Posted: Jun 10, 2011 10:20 PM by Maddie Garrett
A Louisiana lawmaker wants to make death benefits available for State employees killed in the line of duty, such as the two insurance investigators killed Tuesday in Ville Platte.
There's no doubt Tuesday's double-murder suicide still weighs heavily on the small town of Ville Platte. Many residents now turning their thoughts to the two victims Rhett Jeansonne and Kim Sledge and their families.
"I think most everyone around here, all of our hearts go out to the families of both of the agents who were killed," said Ville Platte resident Jessie Vidrine.
But Sen. Eric Lafleur (D-28) wants to take those sympathies and condolences a step further by introducing a substitute bill in the Senate Finance Committee that would create death benefits for state employees killed in the line of duty.
And though people in Ville Platte may not know the agents Jeansonne and Sledge, many agree with Lafleur's proposed bill.

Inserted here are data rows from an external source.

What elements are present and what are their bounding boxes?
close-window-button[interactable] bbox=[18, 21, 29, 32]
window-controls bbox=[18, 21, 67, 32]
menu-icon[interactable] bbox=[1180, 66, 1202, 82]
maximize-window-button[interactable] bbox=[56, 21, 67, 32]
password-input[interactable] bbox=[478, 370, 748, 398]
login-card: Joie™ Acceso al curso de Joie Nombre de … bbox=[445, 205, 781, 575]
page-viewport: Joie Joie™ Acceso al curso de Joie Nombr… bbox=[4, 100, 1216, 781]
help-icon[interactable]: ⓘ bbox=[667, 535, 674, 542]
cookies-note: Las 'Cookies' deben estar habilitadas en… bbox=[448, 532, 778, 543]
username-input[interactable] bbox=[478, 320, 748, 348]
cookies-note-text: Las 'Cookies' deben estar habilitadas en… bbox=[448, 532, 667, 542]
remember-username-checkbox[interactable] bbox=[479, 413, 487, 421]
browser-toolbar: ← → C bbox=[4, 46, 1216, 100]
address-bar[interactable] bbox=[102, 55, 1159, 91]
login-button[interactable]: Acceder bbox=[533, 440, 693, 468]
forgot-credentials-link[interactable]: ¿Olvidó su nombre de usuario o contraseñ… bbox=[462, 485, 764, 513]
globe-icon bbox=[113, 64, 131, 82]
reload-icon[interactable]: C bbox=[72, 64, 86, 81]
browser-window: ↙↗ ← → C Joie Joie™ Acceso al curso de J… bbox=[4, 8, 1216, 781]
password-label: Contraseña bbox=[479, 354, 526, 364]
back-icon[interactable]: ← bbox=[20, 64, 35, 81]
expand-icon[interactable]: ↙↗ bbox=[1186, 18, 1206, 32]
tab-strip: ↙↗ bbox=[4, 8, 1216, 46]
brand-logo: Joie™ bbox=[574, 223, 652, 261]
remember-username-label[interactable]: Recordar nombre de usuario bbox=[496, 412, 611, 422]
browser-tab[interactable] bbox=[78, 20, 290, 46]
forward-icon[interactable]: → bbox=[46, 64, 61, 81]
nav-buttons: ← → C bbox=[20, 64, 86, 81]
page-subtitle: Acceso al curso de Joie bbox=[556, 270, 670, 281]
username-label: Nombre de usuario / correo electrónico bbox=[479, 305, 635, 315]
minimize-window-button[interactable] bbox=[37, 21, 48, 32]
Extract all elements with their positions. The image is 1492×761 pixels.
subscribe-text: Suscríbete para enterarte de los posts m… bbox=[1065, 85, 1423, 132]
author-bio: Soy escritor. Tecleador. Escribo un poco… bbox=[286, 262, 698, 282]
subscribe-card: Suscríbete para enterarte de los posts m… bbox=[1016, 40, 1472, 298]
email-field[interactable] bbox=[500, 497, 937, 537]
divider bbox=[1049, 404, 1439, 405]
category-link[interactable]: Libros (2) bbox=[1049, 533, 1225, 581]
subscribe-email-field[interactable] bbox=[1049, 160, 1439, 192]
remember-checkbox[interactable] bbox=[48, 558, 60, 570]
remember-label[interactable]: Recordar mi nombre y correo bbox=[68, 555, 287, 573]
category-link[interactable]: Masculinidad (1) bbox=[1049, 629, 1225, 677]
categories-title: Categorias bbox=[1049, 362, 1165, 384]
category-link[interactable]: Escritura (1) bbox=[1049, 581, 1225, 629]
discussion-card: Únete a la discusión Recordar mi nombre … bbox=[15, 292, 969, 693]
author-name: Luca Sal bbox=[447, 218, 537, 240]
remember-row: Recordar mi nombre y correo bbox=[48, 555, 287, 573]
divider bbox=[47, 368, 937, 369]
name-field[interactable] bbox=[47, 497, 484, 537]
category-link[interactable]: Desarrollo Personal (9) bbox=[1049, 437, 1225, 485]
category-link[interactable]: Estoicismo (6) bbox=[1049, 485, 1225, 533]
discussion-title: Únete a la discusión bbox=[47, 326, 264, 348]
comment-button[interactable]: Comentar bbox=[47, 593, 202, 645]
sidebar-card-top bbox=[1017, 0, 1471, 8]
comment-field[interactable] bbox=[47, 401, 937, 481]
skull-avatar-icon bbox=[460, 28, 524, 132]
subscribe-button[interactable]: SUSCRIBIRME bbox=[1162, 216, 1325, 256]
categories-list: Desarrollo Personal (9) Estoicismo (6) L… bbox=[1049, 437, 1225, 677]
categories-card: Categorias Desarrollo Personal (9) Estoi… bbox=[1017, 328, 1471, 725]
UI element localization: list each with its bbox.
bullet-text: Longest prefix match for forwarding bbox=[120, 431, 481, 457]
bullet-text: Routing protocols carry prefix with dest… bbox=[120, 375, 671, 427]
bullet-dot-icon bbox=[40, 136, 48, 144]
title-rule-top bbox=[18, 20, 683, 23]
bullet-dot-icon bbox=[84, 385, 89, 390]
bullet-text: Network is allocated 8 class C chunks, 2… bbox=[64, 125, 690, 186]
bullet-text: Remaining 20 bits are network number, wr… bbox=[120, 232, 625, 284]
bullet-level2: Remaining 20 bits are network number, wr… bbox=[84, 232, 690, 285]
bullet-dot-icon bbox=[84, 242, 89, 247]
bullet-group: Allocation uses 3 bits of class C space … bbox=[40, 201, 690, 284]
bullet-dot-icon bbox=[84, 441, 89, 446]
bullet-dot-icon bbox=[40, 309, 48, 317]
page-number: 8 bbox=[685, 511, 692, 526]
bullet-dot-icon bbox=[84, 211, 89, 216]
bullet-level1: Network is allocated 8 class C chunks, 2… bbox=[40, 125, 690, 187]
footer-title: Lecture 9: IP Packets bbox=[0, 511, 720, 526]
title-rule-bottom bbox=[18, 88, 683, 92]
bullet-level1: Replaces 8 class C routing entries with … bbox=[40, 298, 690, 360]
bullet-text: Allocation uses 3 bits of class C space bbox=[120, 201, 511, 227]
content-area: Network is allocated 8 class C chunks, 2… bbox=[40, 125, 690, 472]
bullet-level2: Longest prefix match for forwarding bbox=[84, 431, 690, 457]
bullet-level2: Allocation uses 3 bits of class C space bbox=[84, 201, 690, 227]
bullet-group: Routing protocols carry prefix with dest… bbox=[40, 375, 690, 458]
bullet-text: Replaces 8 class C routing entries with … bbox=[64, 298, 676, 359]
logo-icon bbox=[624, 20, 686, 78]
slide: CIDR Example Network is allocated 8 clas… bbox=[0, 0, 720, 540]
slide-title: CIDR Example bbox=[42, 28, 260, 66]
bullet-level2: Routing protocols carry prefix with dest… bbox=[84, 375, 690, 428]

"I would believe that anybody who worked for the government or for the state should have equal benefits, simple as that," said Brad Vidrine of Ville Platte.
"You know I think the government should do all that they can do and I think that would definitely be a plus," said Jessie Vidrine.
State law gives $250,000 to the surviving spouse of an officer or firefighter killed in the line of duty, and $25,000 to each dependent child. But currently State law does not cover State workers like Jeansonne and Sledge, who were killed while conducting a fraud investigation for the LA Department of Insurance.
"They were actually killed in the line of duty, while they were carrying out their job duties so I think they should," said Jessie Vidrine.
But not everyone agreed. Ville Platte resident Roy Welsh is the son of a police officer, and said he has mixed emotions about Lafleur's bill.
"Police and fire, they're out there, they're taking those risks every day. Where as insurance agents, I don't know," said Welsh.
Lafleur said the law would apply to State employees doing investigative work in pursuit of potential criminal activity and killed while working. His bill will first be presented to the Senate Finance Committee Saturday. If the bill passes, it'll head to the senate floor, the house appropriations committee then to the house floor.